48 degrees today,ice is melting fast


----------



## BWfarms (Aug 3, 2015)

How thick did ice get this year?


----------



## swmnhay (Jun 13, 2008)

BWfarms said:


> How thick did ice get this year?


18" where we were at


----------



## PaMike (Dec 7, 2013)

Just the idea of driving a truck on the ice when there is standing water gives me the creeps...


----------



## deadmoose (Oct 30, 2011)

swmnhay said:


> 18" where we were at


Warm winter.


----------



## stack em up (Mar 7, 2013)

PaMike said:


> Just the idea of driving a truck on the ice when there is standing water gives me the creeps...


Oh, it'll be fine.... Have some friends that race their snowmobiles across standing water. No I do not do that and yes, I am the smartest of the group.

No kidding moose. 2013-2014, St James Lake hit 54" of ice.


----------



## PaMike (Dec 7, 2013)

stack em up said:


> Oh, it'll be fine.... Have some friends that race their snowmobiles across standing water. No I do not do that and yes, I am the smartest of the group.
> 
> No kidding moose. 2013-2014, St James Lake hit 54" of ice.


Says the guy from the land of ice and snow...

In our neck of the woods you pull that off and you are one lucky SOB...


----------



## Thumbtack (Jun 18, 2012)

Cy you are crazy. Now I know why I live in the desert


----------



## swmnhay (Jun 13, 2008)

PaMike said:


> Says the guy from the land of ice and snow...
> In our neck of the woods you pull that off and you are one lucky SOB...


You can actually run the newer snowmobiles on water if you keep the speed up.They can be equipped with paddle/ long tracks made for mountain climbing.No I'm not that crazy!!!!


----------



## deadmoose (Oct 30, 2011)




----------



## deadmoose (Oct 30, 2011)

Forget that!


----------



## glasswrongsize (Sep 15, 2015)

deadmoose said:


>


NOPE!! And that's final. Non negotiable!!


----------



## BWfarms (Aug 3, 2015)

What's wrong with that, I'd do it. No different than sand bar jumping or jet skiing.

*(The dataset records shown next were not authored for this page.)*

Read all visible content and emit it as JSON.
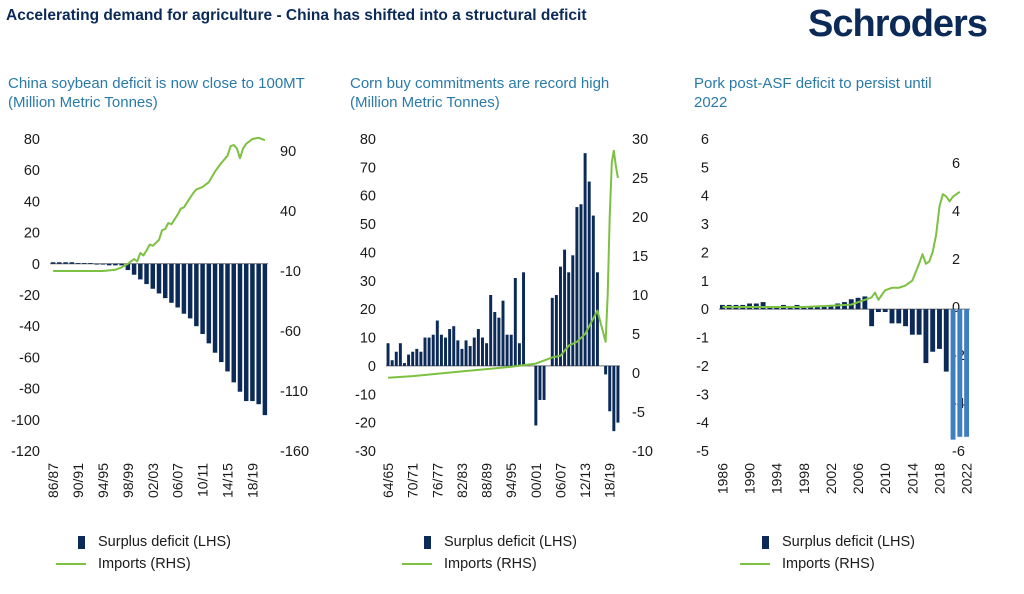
{
  "page": {
    "title": "Accelerating demand for agriculture - China has shifted into a structural deficit",
    "logo": "Schroders"
  },
  "colors": {
    "bar": "#0c2a58",
    "bar_highlight": "#3d7fc1",
    "line": "#7cc142",
    "axis": "#6f6f6f",
    "text": "#1a1a1a"
  },
  "chart_data": [
    {
      "type": "bar+line",
      "title": "China soybean deficit is now close to 100MT (Million Metric Tonnes)",
      "categories": [
        "86/87",
        "87/88",
        "88/89",
        "89/90",
        "90/91",
        "91/92",
        "92/93",
        "93/94",
        "94/95",
        "95/96",
        "96/97",
        "97/98",
        "98/99",
        "99/00",
        "00/01",
        "01/02",
        "02/03",
        "03/04",
        "04/05",
        "05/06",
        "06/07",
        "07/08",
        "08/09",
        "09/10",
        "10/11",
        "11/12",
        "12/13",
        "13/14",
        "14/15",
        "15/16",
        "16/17",
        "17/18",
        "18/19",
        "19/20",
        "20/21"
      ],
      "xticks": [
        "86/87",
        "90/91",
        "94/95",
        "98/99",
        "02/03",
        "06/07",
        "10/11",
        "14/15",
        "18/19"
      ],
      "series": [
        {
          "name": "Surplus deficit (LHS)",
          "type": "bar",
          "axis": "left",
          "values": [
            1,
            1,
            1,
            1,
            0.5,
            0.5,
            0.5,
            -0.5,
            -0.5,
            -1,
            -1,
            -1,
            -4,
            -7,
            -10,
            -13,
            -16,
            -19,
            -22,
            -25,
            -28,
            -32,
            -35,
            -40,
            -45,
            -51,
            -57,
            -63,
            -69,
            -76,
            -82,
            -88,
            -88,
            -90,
            -97
          ]
        },
        {
          "name": "Imports (RHS)",
          "type": "line",
          "axis": "right",
          "x": [
            0,
            4,
            8,
            10,
            11,
            12,
            13,
            13.5,
            14,
            14.5,
            15,
            15.5,
            16,
            17,
            17.5,
            18,
            18.5,
            19,
            20,
            20.5,
            21,
            22,
            22.5,
            23,
            24,
            24.5,
            25,
            26,
            27,
            28,
            28.5,
            29,
            29.5,
            30,
            30.5,
            31,
            32,
            33,
            34
          ],
          "values": [
            -10,
            -10,
            -10,
            -9,
            -7,
            -4,
            0,
            -2,
            5,
            3,
            7,
            12,
            11,
            16,
            24,
            25,
            30,
            29,
            37,
            42,
            43,
            51,
            55,
            58,
            60,
            62,
            64,
            73,
            80,
            86,
            94,
            95,
            92,
            84,
            92,
            96,
            100,
            101,
            99
          ]
        }
      ],
      "ylim_left": [
        -120,
        80
      ],
      "yticks_left": [
        80,
        60,
        40,
        20,
        0,
        -20,
        -40,
        -60,
        -80,
        -100,
        -120
      ],
      "ylim_right": [
        -160,
        100
      ],
      "yticks_right": [
        90,
        40,
        -10,
        -60,
        -110,
        -160
      ]
    },
    {
      "type": "bar+line",
      "title": "Corn buy commitments are record high (Million Metric Tonnes)",
      "categories": [
        "64/65",
        "65/66",
        "66/67",
        "67/68",
        "68/69",
        "69/70",
        "70/71",
        "71/72",
        "72/73",
        "73/74",
        "74/75",
        "75/76",
        "76/77",
        "77/78",
        "78/79",
        "79/80",
        "80/81",
        "81/82",
        "82/83",
        "83/84",
        "84/85",
        "85/86",
        "86/87",
        "87/88",
        "88/89",
        "89/90",
        "90/91",
        "91/92",
        "92/93",
        "93/94",
        "94/95",
        "95/96",
        "96/97",
        "97/98",
        "98/99",
        "99/00",
        "00/01",
        "01/02",
        "02/03",
        "03/04",
        "04/05",
        "05/06",
        "06/07",
        "07/08",
        "08/09",
        "09/10",
        "10/11",
        "11/12",
        "12/13",
        "13/14",
        "14/15",
        "15/16",
        "16/17",
        "17/18",
        "18/19",
        "19/20",
        "20/21"
      ],
      "xticks": [
        "64/65",
        "70/71",
        "76/77",
        "82/83",
        "88/89",
        "94/95",
        "00/01",
        "06/07",
        "12/13",
        "18/19"
      ],
      "series": [
        {
          "name": "Surplus deficit (LHS)",
          "type": "bar",
          "axis": "left",
          "values": [
            8,
            2,
            5,
            8,
            1,
            4,
            5,
            6,
            5,
            10,
            10,
            11,
            16,
            11,
            10,
            13,
            14,
            9,
            6,
            9,
            7,
            10,
            13,
            10,
            8,
            25,
            19,
            17,
            23,
            11,
            11,
            31,
            8,
            33,
            0,
            0,
            -21,
            -12,
            -12,
            0,
            24,
            25,
            35,
            41,
            33,
            39,
            56,
            57,
            75,
            65,
            53,
            33,
            0,
            -3,
            -16,
            -23,
            -20
          ]
        },
        {
          "name": "Imports (RHS)",
          "type": "line",
          "axis": "right",
          "x": [
            0,
            6,
            12,
            18,
            24,
            30,
            36,
            40,
            42,
            44,
            46,
            48,
            50,
            51,
            52,
            53,
            53.5,
            54,
            54.5,
            55,
            55.5,
            56
          ],
          "values": [
            -0.6,
            -0.4,
            -0.1,
            0.2,
            0.5,
            0.8,
            1.2,
            2.0,
            2.2,
            3.5,
            4.0,
            5.0,
            7.0,
            8.0,
            6.0,
            4.0,
            10.0,
            20.0,
            27.0,
            28.5,
            26.5,
            25.0
          ]
        }
      ],
      "ylim_left": [
        -30,
        80
      ],
      "yticks_left": [
        80,
        70,
        60,
        50,
        40,
        30,
        20,
        10,
        0,
        -10,
        -20,
        -30
      ],
      "ylim_right": [
        -10,
        30
      ],
      "yticks_right": [
        30,
        25,
        20,
        15,
        10,
        5,
        0,
        -5,
        -10
      ]
    },
    {
      "type": "bar+line",
      "title": "Pork post-ASF deficit to persist until 2022",
      "categories": [
        "1986",
        "1987",
        "1988",
        "1989",
        "1990",
        "1991",
        "1992",
        "1993",
        "1994",
        "1995",
        "1996",
        "1997",
        "1998",
        "1999",
        "2000",
        "2001",
        "2002",
        "2003",
        "2004",
        "2005",
        "2006",
        "2007",
        "2008",
        "2009",
        "2010",
        "2011",
        "2012",
        "2013",
        "2014",
        "2015",
        "2016",
        "2017",
        "2018",
        "2019",
        "2020",
        "2021",
        "2022"
      ],
      "xticks": [
        "1986",
        "1990",
        "1994",
        "1998",
        "2002",
        "2006",
        "2010",
        "2014",
        "2018",
        "2022"
      ],
      "series": [
        {
          "name": "Surplus deficit (LHS)",
          "type": "bar",
          "axis": "left",
          "values": [
            0.15,
            0.15,
            0.15,
            0.15,
            0.2,
            0.2,
            0.25,
            0.1,
            0.1,
            0.15,
            0.1,
            0.15,
            0.1,
            0.1,
            0.1,
            0.1,
            0.15,
            0.2,
            0.25,
            0.35,
            0.4,
            0.45,
            -0.6,
            -0.1,
            -0.1,
            -0.5,
            -0.5,
            -0.6,
            -0.9,
            -0.9,
            -1.9,
            -1.5,
            -1.4,
            -2.2,
            -4.6,
            -4.5,
            -4.5
          ],
          "highlight_from": 34
        },
        {
          "name": "Imports (RHS)",
          "type": "line",
          "axis": "right",
          "x": [
            0,
            6,
            12,
            16,
            19,
            21,
            22,
            22.5,
            23,
            23.5,
            24,
            25,
            26,
            27,
            28,
            29,
            29.5,
            30,
            30.5,
            31,
            31.5,
            32,
            32.5,
            33,
            33.5,
            34,
            34.5,
            35
          ],
          "values": [
            0,
            0,
            0,
            0.05,
            0.1,
            0.3,
            0.4,
            0.6,
            0.3,
            0.5,
            0.7,
            0.8,
            0.8,
            0.9,
            1.1,
            1.8,
            2.2,
            1.8,
            1.9,
            2.3,
            3.0,
            4.2,
            4.7,
            4.6,
            4.4,
            4.6,
            4.7,
            4.8
          ]
        }
      ],
      "ylim_left": [
        -5,
        6
      ],
      "yticks_left": [
        6,
        5,
        4,
        3,
        2,
        1,
        0,
        -1,
        -2,
        -3,
        -4,
        -5
      ],
      "ylim_right": [
        -6,
        7
      ],
      "yticks_right": [
        6,
        4,
        2,
        0,
        -2,
        -4,
        -6
      ]
    }
  ],
  "legend": {
    "bar_label": "Surplus deficit (LHS)",
    "line_label": "Imports (RHS)"
  }
}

I was on ice that was 8-10 inches, hit a snow drift and immediately sank into water, I was full throttle paddling to get out.


----------



## glasswrongsize (Sep 15, 2015)

BWfarms said:


> What's wrong with that, I'd do it. No different than sand bar jumping or jet skiing.
> 
> I was on ice that was 8-10 inches, hit a snow drift and immediately sank into water, I was full throttle paddling to get out.


Well for starters, the the jet ski breaks down--it still floats. Second, every time I've been on a jet ski and wound up in the water, the water was warm.  You guys go have a big time. I'll hold your beer for you right after you say "hold my beer; watch this!" 

73, Mark


----------



## IHCman (Aug 27, 2011)

50s on Saturday, will be like that here.


----------